L’étude, basée sur un modèle technologique et économique axé sur les données, révèle que l’énergie solaire photovoltaïque est susceptible de devenir la source d’énergie dominante avant 2050, même sans le soutien de politiques climatiques plus ambitieuses.
Les projections dominées par les combustibles fossiles ne sont plus réalistes
Cependant, cette exégèse du marché avertit que quatre « obstacles » pourraient entraver cela : la création de réseaux électriques stables, le financement de l’énergie solaire dans les économies en développement, la capacité des chaînes d’approvisionnement et la résistance politique des régions qui perdent des emplois.

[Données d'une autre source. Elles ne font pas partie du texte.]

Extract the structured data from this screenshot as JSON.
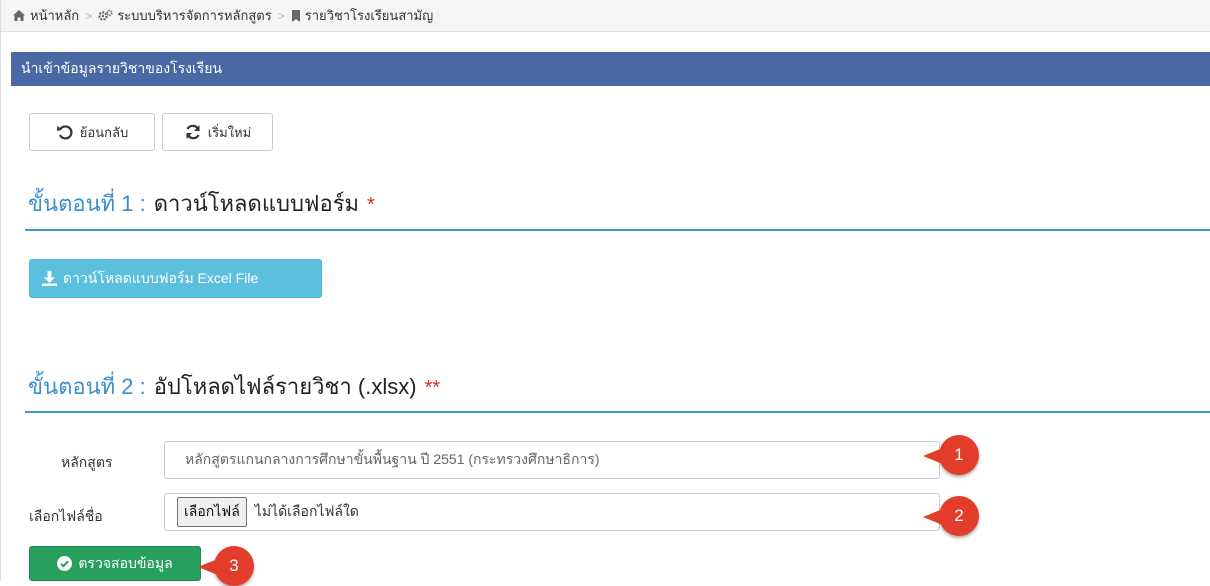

Les chercheurs affirment que les politiques qui éliminent ces obstacles peuvent être plus efficaces que les instruments de tarification tels que les taxes sur le carbone pour accélérer la transition vers l’énergie propre. L’étude, menée par l’Université d’Exeter et l’University College London, fait partie du projet Economics of Energy Innovation and System Transition (EEIST), financé par le ministère britannique de la Sécurité énergétique et de la Neutralité carbone et la Children’s Investment Fund Foundation (CIFF). « Les progrès récents des énergies renouvelables signifient que les projections dominées par les combustibles fossiles ne sont plus réalistes », a déclaré le Dr Femke Nijsse, du Global Systems Institute d’Exeter.
« Nous assistons toujours à une innovation très rapide dans la technologie solaire »
« En d’autres termes, nous avons évité le scénario du statu quo pour le secteur de l’électricité. Cependant, les projections plus anciennes reposent souvent sur des modèles qui considèrent l’innovation comme quelque chose qui se passe en dehors de l’économie. En réalité, il existe un cercle vertueux entre le déploiement des technologies et l’apprentissage des entreprises à moindre coût. Lorsque vous incluez ce cycle dans les projections, vous pouvez représenter la croissance rapide de l’énergie solaire au cours de la dernière décennie et dans le futur. Les modèles traditionnels ont également tendance à supposer la « fin de l’apprentissage » à un moment donné dans un avenir proche, alors qu’en fait, nous assistons toujours à une innovation très rapide dans la technologie solaire. À l’aide de trois modèles qui suivent les rétroactions positives, nous prévoyons que l’énergie solaire photovoltaïque dominera le bouquet énergétique mondial d’ici le milieu de ce siècle » poursuit le chercheur.
Une ode à la résilience
Cependant, les chercheurs avertissent que les systèmes électriques dominés par l’énergie solaire pourraient devenir « enfermés dans des configurations qui ne sont ni résilientes ni durables, avec une dépendance aux combustibles fossiles pour l’énergie distribuable ». Au lieu d’essayer de réaliser la transition solaire en elle-même, les gouvernements devraient axer leurs politiques sur le dépassement des quatre principaux « obstacles » :
Résilience du réseau : La production solaire est variable (jour/nuit, saison, météo), les réseaux doivent donc être conçus en conséquence. Le Dr Nijsse a déclaré : « Si vous ne mettez pas en place les processus nécessaires pour faire face à cette variabilité, vous pourriez finir par devoir compenser en brûlant des combustibles fossiles. » Elle a déclaré que les méthodes de renforcement de la résilience comprennent l’investissement dans d’autres énergies renouvelables telles que l’éolien, les câbles de transmission reliant différentes régions, le stockage étendu de l’électricité et les politiques de gestion de la demande (telles que des incitations à recharger les voitures électriques en dehors des heures de pointe). Les subventions gouvernementales et le financement de la recherche et du développement sont importants dans les premières étapes de la création d’un réseau résilient, a-t-elle ajouté.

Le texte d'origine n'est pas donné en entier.